Another thing about using the Bellman-Ford algorithm for detecting negative cycles is that it requires $O(n^3)$ preprocessing before it allows the detection of negative cycles, not to mention that experiments suggest, that it gets "stuck" in a single such cycle.
Now my idea would be to
calculate the graph's MST
calculate the all pairs shortest path distances of the MST
report the existence of a negative cycle, if an edge can be found, for which $(u,v)\in E\setminus\{ E\cap MST\}$ and $dist_{MST}(u,v)+w(v,u) \lt 0$ holds.
the complexity would be $O(n^2)$ instead of $O(n^3)$, but:
Questions
-
would the algorithm sketched above correctly report the existence of negative cycles, resp. in which cases will it fail?
-
is the set of edges that are not in the MST, but whose union with the edges on the shortest MST-path between their adjacent vertices is a negative cycle, represent a negative-cycle transversal of the graph?
Addendum
In the abstract of this article it is stated, that the problem of detecting negative cost cycles in undirected graphs (UNCCD problem) is "significantly harder than the corresponding problem in directed graphs" and the complexities of different algorithms are given, ranging from $O(n^{2.75}\log n)$ to $O(n^6)$
Best Answer
Unfortunately, the answer is negative in the general case!

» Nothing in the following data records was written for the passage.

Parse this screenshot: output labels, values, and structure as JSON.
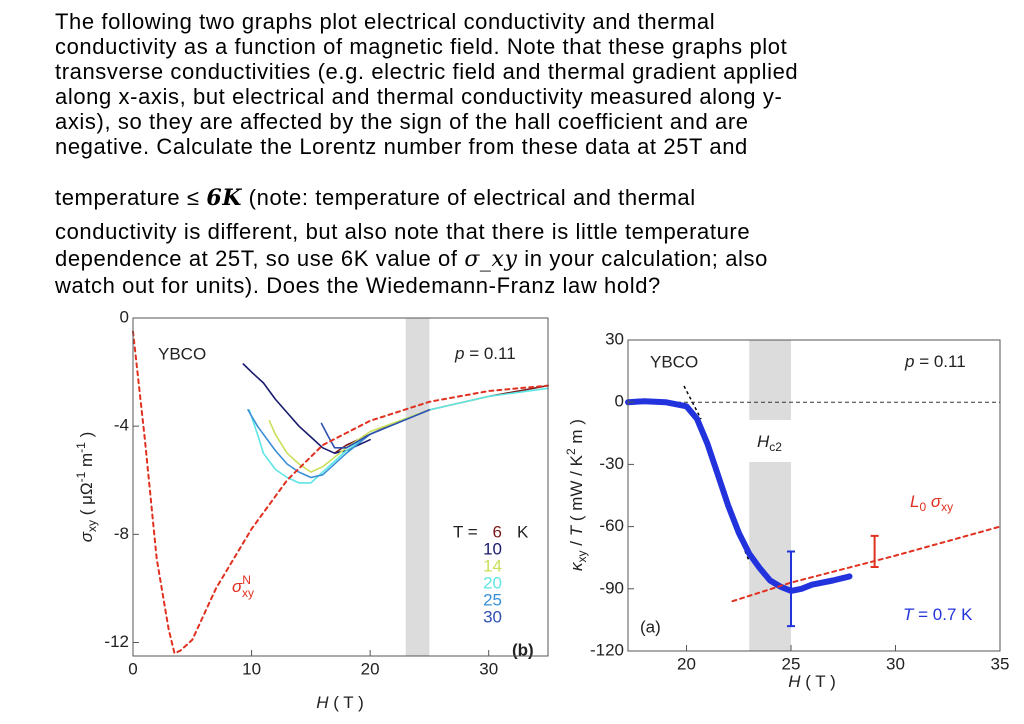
{
  "question": {
    "lines": [
      "The following two graphs plot electrical conductivity and thermal",
      "conductivity as a function of magnetic field. Note that these graphs plot",
      "transverse conductivities (e.g. electric field and thermal gradient applied",
      "along x-axis, but electrical and thermal conductivity measured along y-",
      "axis), so they are affected by the sign of the hall coefficient and are",
      "negative. Calculate the Lorentz number from these data at 25T and",
      [
        "temperature ≤ ",
        "6K",
        " (note: temperature of electrical and thermal"
      ],
      "conductivity is different, but also note that there is little temperature",
      [
        "dependence at 25T, so use 6K value of ",
        "σ_xy",
        " in your calculation; also"
      ],
      "watch out for units). Does the Wiedemann-Franz law hold?"
    ]
  },
  "chart_data": [
    {
      "type": "line",
      "xlabel": [
        "H",
        " ( T )"
      ],
      "ylabel": [
        "σ",
        "xy",
        " ( μΩ",
        "-1",
        " m",
        "-1",
        " )"
      ],
      "xlim": [
        0,
        35
      ],
      "ylim": [
        -12.5,
        0
      ],
      "xticks": [
        0,
        10,
        20,
        30
      ],
      "yticks": [
        0,
        -4,
        -8,
        -12
      ],
      "shaded_band": [
        23,
        25
      ],
      "annotations": [
        "YBCO",
        [
          "p",
          " = 0.11"
        ],
        "(b)",
        [
          "σ",
          "N",
          "xy"
        ]
      ],
      "legend": {
        "title": "T =",
        "unit": "K"
      },
      "series": [
        {
          "name": "6",
          "color": "#7b1a1a",
          "x": [
            17,
            18,
            20,
            22,
            25,
            30,
            35
          ],
          "values": [
            -5.0,
            -4.7,
            -4.3,
            -3.9,
            -3.4,
            -2.9,
            -2.5
          ]
        },
        {
          "name": "10",
          "color": "#1a1a6e",
          "x": [
            9.3,
            10,
            11,
            12,
            13,
            14,
            15,
            16,
            17,
            18,
            20
          ],
          "values": [
            -1.7,
            -2.0,
            -2.4,
            -3.0,
            -3.5,
            -4.0,
            -4.4,
            -4.8,
            -5.0,
            -4.9,
            -4.5
          ]
        },
        {
          "name": "14",
          "color": "#c8e05a",
          "x": [
            11.5,
            12,
            13,
            14,
            15,
            16,
            18,
            20,
            25,
            30
          ],
          "values": [
            -3.8,
            -4.3,
            -5.0,
            -5.4,
            -5.7,
            -5.5,
            -4.8,
            -4.2,
            -3.4,
            -2.9
          ]
        },
        {
          "name": "20",
          "color": "#5ee6e6",
          "x": [
            9.8,
            10.5,
            11,
            12,
            13,
            14,
            15,
            16,
            18,
            20,
            25,
            30,
            35
          ],
          "values": [
            -3.4,
            -4.3,
            -5.0,
            -5.6,
            -5.9,
            -6.1,
            -6.1,
            -5.7,
            -4.9,
            -4.3,
            -3.4,
            -2.9,
            -2.6
          ]
        },
        {
          "name": "25",
          "color": "#3a8fd6",
          "x": [
            9.7,
            10.5,
            12,
            13,
            14,
            15,
            16,
            18,
            20
          ],
          "values": [
            -3.4,
            -4.0,
            -4.9,
            -5.4,
            -5.7,
            -5.9,
            -5.8,
            -5.0,
            -4.3
          ]
        },
        {
          "name": "30",
          "color": "#3050b0",
          "x": [
            15.9,
            16.5,
            17,
            18,
            20,
            25
          ],
          "values": [
            -3.9,
            -4.4,
            -4.8,
            -4.8,
            -4.3,
            -3.4
          ]
        },
        {
          "color": "#e03020",
          "style": "dashed",
          "x": [
            0,
            1,
            2,
            3,
            3.5,
            4,
            5,
            7,
            10,
            13,
            16,
            20,
            25,
            30,
            35
          ],
          "values": [
            -0.5,
            -4.5,
            -8.9,
            -11.5,
            -12.4,
            -12.3,
            -11.9,
            -10.0,
            -7.8,
            -6.0,
            -4.7,
            -3.8,
            -3.1,
            -2.7,
            -2.5
          ]
        }
      ]
    },
    {
      "type": "line",
      "xlabel": [
        "H",
        " ( T )"
      ],
      "ylabel": [
        "κ",
        "xy",
        " / ",
        "T",
        " ( mW / K",
        "2",
        " m )"
      ],
      "xlim": [
        17.2,
        35
      ],
      "ylim": [
        -120,
        30
      ],
      "xticks": [
        20,
        25,
        30,
        35
      ],
      "yticks": [
        30,
        0,
        -30,
        -60,
        -90,
        -120
      ],
      "shaded_band": [
        23,
        25
      ],
      "annotations": [
        "YBCO",
        [
          "p",
          " = 0.11"
        ],
        [
          "H",
          "c2"
        ],
        [
          "L",
          "0",
          " σ",
          "xy"
        ],
        [
          "T",
          " = 0.7 K"
        ],
        "(a)"
      ],
      "series": [
        {
          "color": "#2233dd",
          "x": [
            17.2,
            18,
            19,
            20,
            20.5,
            21,
            21.5,
            22,
            22.5,
            23,
            23.5,
            24,
            24.5,
            25,
            25.5,
            26,
            27,
            27.8
          ],
          "values": [
            0,
            0.5,
            0,
            -2,
            -8,
            -20,
            -35,
            -50,
            -63,
            -73,
            -80,
            -86,
            -89,
            -91,
            -90,
            -88,
            -86,
            -84
          ]
        },
        {
          "color": "#e03020",
          "style": "dashed",
          "x": [
            22.2,
            25,
            30,
            35
          ],
          "values": [
            -96,
            -87,
            -74,
            -60
          ]
        }
      ],
      "error_bars": [
        {
          "color": "#2233dd",
          "x": 25,
          "value": -90,
          "error": 18
        },
        {
          "color": "#e03020",
          "x": 29,
          "value": -72,
          "error": 7.5
        }
      ]
    }
  ]
}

Counterexamples can be easily constructed in the following way:
take a graph, that resembles a tree with at least one sufficiently long shortest path.
assign to each tree-edge weight $1$, and $-k\ < -2$ to two edges $e$ and $f$, which are at least $2k-2$ edges of weight $1$ apart.

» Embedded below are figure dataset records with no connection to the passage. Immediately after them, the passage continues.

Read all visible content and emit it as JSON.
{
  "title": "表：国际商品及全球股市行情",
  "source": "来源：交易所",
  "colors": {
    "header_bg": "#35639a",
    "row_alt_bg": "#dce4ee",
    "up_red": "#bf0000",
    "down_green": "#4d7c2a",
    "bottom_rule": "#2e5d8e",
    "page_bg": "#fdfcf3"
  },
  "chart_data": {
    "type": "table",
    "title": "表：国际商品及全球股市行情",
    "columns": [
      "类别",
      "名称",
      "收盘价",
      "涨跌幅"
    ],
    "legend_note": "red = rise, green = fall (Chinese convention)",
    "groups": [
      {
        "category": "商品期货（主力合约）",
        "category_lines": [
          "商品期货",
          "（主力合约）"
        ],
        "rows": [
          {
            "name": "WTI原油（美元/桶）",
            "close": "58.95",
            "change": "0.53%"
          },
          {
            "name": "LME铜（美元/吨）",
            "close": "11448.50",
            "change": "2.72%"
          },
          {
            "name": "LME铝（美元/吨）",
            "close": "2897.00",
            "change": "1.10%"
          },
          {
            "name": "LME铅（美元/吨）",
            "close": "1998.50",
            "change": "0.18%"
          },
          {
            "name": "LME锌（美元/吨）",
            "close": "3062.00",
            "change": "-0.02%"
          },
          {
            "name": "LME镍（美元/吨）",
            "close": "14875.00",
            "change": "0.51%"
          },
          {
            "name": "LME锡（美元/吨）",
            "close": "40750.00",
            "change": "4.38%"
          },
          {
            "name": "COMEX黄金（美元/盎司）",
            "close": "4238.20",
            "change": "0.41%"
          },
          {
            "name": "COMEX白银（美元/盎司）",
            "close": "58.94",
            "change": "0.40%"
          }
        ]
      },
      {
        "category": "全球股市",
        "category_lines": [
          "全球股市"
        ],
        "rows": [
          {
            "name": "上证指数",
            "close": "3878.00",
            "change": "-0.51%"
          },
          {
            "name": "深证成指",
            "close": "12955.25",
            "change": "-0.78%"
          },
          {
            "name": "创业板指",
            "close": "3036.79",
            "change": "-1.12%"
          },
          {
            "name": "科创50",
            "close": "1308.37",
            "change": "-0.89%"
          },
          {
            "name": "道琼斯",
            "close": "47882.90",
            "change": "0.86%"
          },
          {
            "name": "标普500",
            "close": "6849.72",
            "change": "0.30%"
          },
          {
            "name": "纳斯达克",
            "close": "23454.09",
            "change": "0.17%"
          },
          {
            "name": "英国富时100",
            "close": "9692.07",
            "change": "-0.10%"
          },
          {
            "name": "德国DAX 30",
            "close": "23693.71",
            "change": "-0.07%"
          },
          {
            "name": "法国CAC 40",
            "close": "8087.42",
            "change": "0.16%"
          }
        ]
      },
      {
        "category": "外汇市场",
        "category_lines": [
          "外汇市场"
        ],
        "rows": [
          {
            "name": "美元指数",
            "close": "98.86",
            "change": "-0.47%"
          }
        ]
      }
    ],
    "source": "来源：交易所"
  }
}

insert two edges, that are not tree edges and resemble a perfect matching on the vertices adjacent to the two negative edges and assign weight $2$ to both edges.
With the above construction, we have created a negative cycle of length $-2k-2+4\ < -2$ that contains two non-tree edges.
The shortest cycle containing only a single non-tree edge and both negative edges is however $\ > (-2k)\ +\ (2k-2)\ +\ (2) \ge\ 0$.
This demonstrates that negative cycles may go undetected with the $MST$-heuristic; it may however still be useful as a fast sufficient check for negative cycles.